Siapakah yang justru selalu menghindar saat bekerja kelompok? Siapakah yang level
membacanya paling tinggi? Siapakah murid yang masih perlu dibantu untuk
meningkatkan keterampilan memahami bacaan mereka? Siapakah yang paling senang
menulis dan siapakah yang senang berbicara?

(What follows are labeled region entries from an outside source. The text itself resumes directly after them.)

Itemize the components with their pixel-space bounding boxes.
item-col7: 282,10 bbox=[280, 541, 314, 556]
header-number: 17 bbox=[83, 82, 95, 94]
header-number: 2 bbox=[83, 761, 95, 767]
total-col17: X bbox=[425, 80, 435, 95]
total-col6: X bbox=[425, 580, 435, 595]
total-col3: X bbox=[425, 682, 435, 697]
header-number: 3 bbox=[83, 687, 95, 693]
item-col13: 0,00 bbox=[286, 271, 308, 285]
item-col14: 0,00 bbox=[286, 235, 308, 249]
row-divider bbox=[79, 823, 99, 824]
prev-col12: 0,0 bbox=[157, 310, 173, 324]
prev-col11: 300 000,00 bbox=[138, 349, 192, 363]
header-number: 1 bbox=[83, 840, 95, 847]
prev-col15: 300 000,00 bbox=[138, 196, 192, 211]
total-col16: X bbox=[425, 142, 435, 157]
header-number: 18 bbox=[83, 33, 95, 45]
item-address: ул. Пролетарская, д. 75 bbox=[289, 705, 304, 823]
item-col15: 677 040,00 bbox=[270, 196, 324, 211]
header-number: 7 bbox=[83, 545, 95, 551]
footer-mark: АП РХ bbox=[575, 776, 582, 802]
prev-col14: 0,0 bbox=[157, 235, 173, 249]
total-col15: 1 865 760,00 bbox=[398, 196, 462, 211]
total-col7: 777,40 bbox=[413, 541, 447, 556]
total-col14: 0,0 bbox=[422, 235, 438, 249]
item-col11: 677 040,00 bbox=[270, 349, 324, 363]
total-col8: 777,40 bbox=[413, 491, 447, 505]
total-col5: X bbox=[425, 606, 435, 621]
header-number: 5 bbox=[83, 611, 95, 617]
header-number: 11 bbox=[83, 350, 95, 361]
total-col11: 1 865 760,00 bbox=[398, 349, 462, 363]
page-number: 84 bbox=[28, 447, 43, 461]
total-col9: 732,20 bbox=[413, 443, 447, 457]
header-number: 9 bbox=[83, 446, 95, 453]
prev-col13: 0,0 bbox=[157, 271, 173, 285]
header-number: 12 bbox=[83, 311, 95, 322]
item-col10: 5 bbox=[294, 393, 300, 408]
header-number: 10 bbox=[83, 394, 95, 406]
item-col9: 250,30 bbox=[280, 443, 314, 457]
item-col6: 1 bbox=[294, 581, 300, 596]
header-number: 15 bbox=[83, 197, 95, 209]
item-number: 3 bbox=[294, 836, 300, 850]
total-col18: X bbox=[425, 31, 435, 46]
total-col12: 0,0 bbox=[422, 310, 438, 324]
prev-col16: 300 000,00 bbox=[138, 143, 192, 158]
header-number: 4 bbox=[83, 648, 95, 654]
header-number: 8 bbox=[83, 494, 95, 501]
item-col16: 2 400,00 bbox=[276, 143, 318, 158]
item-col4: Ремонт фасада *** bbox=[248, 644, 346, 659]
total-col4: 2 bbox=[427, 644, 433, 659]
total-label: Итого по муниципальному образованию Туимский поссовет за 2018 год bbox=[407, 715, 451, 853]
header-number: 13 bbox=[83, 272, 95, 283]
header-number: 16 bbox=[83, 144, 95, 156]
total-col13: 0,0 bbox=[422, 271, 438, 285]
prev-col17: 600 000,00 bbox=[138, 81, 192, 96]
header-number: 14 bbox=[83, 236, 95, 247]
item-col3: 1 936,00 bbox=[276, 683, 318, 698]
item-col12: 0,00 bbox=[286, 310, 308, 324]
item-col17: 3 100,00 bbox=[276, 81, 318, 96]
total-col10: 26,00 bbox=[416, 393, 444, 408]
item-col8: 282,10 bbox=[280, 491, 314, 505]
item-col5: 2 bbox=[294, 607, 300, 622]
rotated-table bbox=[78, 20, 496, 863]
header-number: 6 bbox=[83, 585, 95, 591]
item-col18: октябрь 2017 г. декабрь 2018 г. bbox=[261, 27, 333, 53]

Setiap harinya, tanpa disadari, guru dihadapkan pada keberagaman yang banyak sekali
bentuknya, sehingga seringkali mereka harus melakukan banyak pekerjaan atau
membuat keputusan dalam satu waktu. Misalnya, saat mengajar di kelas, seorang guru
mungkin harus membantu satu muridnya yang kesulitan, namun di saat yang sama harus
mengatur cara bagaimana agar saat ia membantu murid tersebut, kelasnya tetap dapat
berlangsung dengan kondusif. Dalam kesehariannya, guru akan senantiasa melakukan
hal ini, sehingga kemampuan untuk multitasking ini secara natural sebenarnya dimiliki
oleh guru. Kemampuan ini banyak yang tidak disadari oleh para guru, karena begitu
alaminya hal ini terjadi di kelas dan betapa terbiasanya guru menghadapi tantangan ini.
Semua usaha tersebut tentunya dilakukan oleh guru dengan tujuan untuk memastikan
setiap murid di kelasnya sukses dalam proses pembelajarannya.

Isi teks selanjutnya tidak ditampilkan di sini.